In the event of failing of a company, the money held on behalf of its clients is clearly identified, protected and returned as soon as possible, as per the rules defined by the FCA.

The asset manager wrongly concluded that this money is not subject to FCA rules and failed to receive the correct documentation from third party banks when setting up the affected accounts, alleged the UK market regulator.

Moreover, Aberdeen also used contradictory naming conventions when setting up these accounts, which created uncertainty over who owned these funds.

Stating that client assets protection is a regulatory priority, the FCA aims to protect and enhance the integrity of the financial system by ensuring the smooth functioning of the relevant markets.

Aberdeen breached the FCA’s principles for businesses, and put its clients at risk of delays in having their money returned if Aberdeen became insolvent.

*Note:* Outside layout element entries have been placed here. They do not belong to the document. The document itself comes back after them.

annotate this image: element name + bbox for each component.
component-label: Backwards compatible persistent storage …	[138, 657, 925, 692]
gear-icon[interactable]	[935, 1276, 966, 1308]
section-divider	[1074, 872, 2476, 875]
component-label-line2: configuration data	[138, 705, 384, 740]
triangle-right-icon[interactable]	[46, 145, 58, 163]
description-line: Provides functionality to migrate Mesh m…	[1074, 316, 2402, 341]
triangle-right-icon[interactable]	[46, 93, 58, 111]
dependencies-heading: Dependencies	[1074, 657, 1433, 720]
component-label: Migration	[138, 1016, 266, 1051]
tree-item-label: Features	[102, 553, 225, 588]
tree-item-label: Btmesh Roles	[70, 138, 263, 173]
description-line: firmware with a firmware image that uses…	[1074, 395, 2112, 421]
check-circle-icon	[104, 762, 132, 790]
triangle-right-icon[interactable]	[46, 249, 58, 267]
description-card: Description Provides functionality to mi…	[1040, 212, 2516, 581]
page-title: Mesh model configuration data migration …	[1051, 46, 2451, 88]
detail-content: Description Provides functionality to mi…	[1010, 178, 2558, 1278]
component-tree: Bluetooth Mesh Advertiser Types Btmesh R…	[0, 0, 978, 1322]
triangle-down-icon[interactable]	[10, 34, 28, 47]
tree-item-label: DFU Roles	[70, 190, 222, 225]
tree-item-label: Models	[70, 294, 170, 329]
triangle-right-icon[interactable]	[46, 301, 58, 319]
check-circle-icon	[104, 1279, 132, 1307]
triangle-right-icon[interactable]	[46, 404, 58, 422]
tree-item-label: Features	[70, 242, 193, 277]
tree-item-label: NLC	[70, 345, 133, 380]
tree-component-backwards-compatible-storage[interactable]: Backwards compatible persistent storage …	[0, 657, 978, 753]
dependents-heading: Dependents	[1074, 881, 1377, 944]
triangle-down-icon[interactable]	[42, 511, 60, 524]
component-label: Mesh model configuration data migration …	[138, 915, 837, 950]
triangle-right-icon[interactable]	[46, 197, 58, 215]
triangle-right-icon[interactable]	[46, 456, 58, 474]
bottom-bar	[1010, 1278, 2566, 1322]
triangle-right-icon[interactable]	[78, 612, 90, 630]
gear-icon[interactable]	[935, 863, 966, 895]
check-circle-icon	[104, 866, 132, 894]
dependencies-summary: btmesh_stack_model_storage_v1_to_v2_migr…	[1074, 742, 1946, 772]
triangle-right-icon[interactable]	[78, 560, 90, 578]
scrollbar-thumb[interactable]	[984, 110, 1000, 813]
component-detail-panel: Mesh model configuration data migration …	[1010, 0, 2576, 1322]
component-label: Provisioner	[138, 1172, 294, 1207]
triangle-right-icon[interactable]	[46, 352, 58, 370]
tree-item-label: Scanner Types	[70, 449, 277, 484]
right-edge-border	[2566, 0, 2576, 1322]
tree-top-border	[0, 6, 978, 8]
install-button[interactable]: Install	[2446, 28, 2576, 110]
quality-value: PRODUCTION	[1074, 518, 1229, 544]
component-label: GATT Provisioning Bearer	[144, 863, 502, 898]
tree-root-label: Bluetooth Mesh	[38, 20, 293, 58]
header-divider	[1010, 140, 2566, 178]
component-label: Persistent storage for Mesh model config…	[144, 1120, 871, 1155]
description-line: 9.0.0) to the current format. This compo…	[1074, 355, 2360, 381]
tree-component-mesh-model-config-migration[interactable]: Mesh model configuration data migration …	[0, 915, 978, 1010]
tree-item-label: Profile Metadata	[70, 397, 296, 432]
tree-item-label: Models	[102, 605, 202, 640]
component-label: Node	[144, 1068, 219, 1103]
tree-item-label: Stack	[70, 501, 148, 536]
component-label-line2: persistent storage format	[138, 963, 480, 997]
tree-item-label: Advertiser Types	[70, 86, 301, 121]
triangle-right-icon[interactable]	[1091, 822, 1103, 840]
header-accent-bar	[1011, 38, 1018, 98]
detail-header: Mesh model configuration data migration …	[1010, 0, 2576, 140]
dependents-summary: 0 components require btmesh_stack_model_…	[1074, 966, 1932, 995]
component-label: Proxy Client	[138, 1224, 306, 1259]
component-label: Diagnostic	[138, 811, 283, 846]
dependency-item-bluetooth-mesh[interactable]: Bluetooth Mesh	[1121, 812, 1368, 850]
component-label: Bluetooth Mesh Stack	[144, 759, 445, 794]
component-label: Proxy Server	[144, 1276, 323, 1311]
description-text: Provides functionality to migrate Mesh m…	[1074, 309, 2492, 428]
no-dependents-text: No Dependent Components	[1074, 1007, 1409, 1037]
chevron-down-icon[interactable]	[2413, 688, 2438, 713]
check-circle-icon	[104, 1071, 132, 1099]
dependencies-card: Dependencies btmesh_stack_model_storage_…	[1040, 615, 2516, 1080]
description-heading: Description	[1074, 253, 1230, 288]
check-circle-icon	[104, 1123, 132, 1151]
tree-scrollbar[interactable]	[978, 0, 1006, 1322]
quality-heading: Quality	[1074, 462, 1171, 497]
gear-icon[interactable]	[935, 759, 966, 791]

After a review in May 2009, FCA’s predecessor, the Financial Services Authority (FSA) ordered Aberdeen to ensure the correct documentation and in 2010, the company informed FSA that they were fully compliant with the relevant rules.

FCA enforcement and financial crime director Tracey McDermott said that proper handling of client money is essential in ensuring that markets function effectively.

"Where they fall short of our standards, firms should expect the FCA to step in and take action to avoid a poor outcome for their clients, and ultimately, consumers," McDermott added.

Extending its full co-operating with the FCA in the investigation and settling the case at an early stage, Aberdeen availed a 30% discount to their fine, otherwise it would have been £10,275,000.